On Wednesday, the UK Gambling Commission (UKGC) hit the Swedish mobile gambling specialist with a hefty fine “for failings relating to misleading advertising and the handling of customers at the end of their self-exclusion period.”
During its investigation, the regulator discovered that LeoVegas did not “take all reasonable steps” to prevent problem gamblers from accessing its offerings.
“Our investigation found, and LeoVegas accept, that that there were weaknesses in its systems relating to the proper management of self-exclusions, and it and its affiliates’ marketing material was non-compliant,” UKGC Chief Executive Neil McArthur said in a statement.
In a nutshell, the UKGC found that at least 11,205 customers who chose to self-exclude and close their accounts failed to get their money back from LeoVegas. The gambling operator also allowed 413 previously self-excluded customers to gamble “without speaking to those customers first or applying a 24-hour cooling off period before allowing them to gamble,” according to the UKGC.
The UKGC also held LeoVegas accountable for greenlighting 41 misleading ads and sending marketing material to 1,894 people who had previously self-excluded.
LeoVegas blamed its affiliate marketing partners for some of the breaches. To rectify its errors, the company said that it had already returned approximately £14,429 ($19,684) in outstanding balances to players.
It also agreed to make an equivalent donation to charities for socially responsible causes.
“We have had discussions with the UK Gambling Commission, UKGC, on suspected cases of breaches of the British gaming rules.
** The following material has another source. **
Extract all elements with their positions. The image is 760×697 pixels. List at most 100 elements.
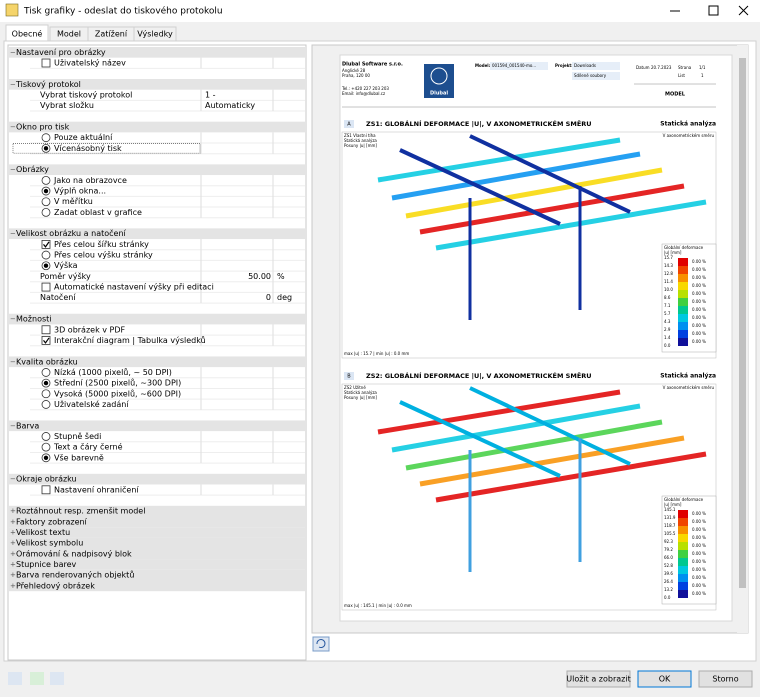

A clear majority of cases are attributable to affiliate marketing,” LeoVegas said in a statement to UKGC. “It’s good that UKGC puts increased demands on us in the gaming industry. It is an advantage for serious actors who both have the will and ambition to work in a regulated market.”
UKGC’s announcement, meanwhile, has overshadowed the news of LeoVegas’ robust first quarter revenue.
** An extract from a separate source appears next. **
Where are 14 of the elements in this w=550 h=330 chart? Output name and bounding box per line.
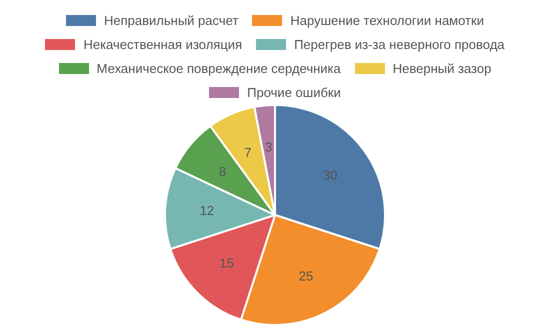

In a regulatory filing on Wednesday, LeoVegas reported that its revenue jumped 76 percent to €77.4 million ($92.9 million) in the first quarter of 2018 compared to €43.9 million ($52.66 million) it posted in the same period last year.
Adjusted earnings before interest, tax, depreciation and amortization (EBITDA) were up 45 percent to €9 million ($10.8 million) in the three months ending March 31, 2018, with a margin of 11.6 percent. Operating profit dropped to €3.8 million ($4.56 million), while adjusted operating profit rose to €7.9 million ($9.5 million).
LeoVegas saw the number of depositing customers rise by 75 percent to 302,014 in Q1. New depositing customers were up 97 percent to 146,063.
LeoVegas CEO and co-founder Gustaf Hagman attributed the company’s strong start to the acquisition of Rocket X, which he said “has a strong footprint in the UK market with a local multibrand strategy and the market’s most effective customer acquisition model.”
The acquisition of gambling licenses in Germany, which allowed the company to tap the country’s sports betting market, also helped fuel the LeoVegas’ revenue growth.
As added good news to investors, LeoVegas said that the company had a strong start in the second quarter, posting net gaming revenue of €29.3 million ($35.15 million), a growth rate of 77 percent.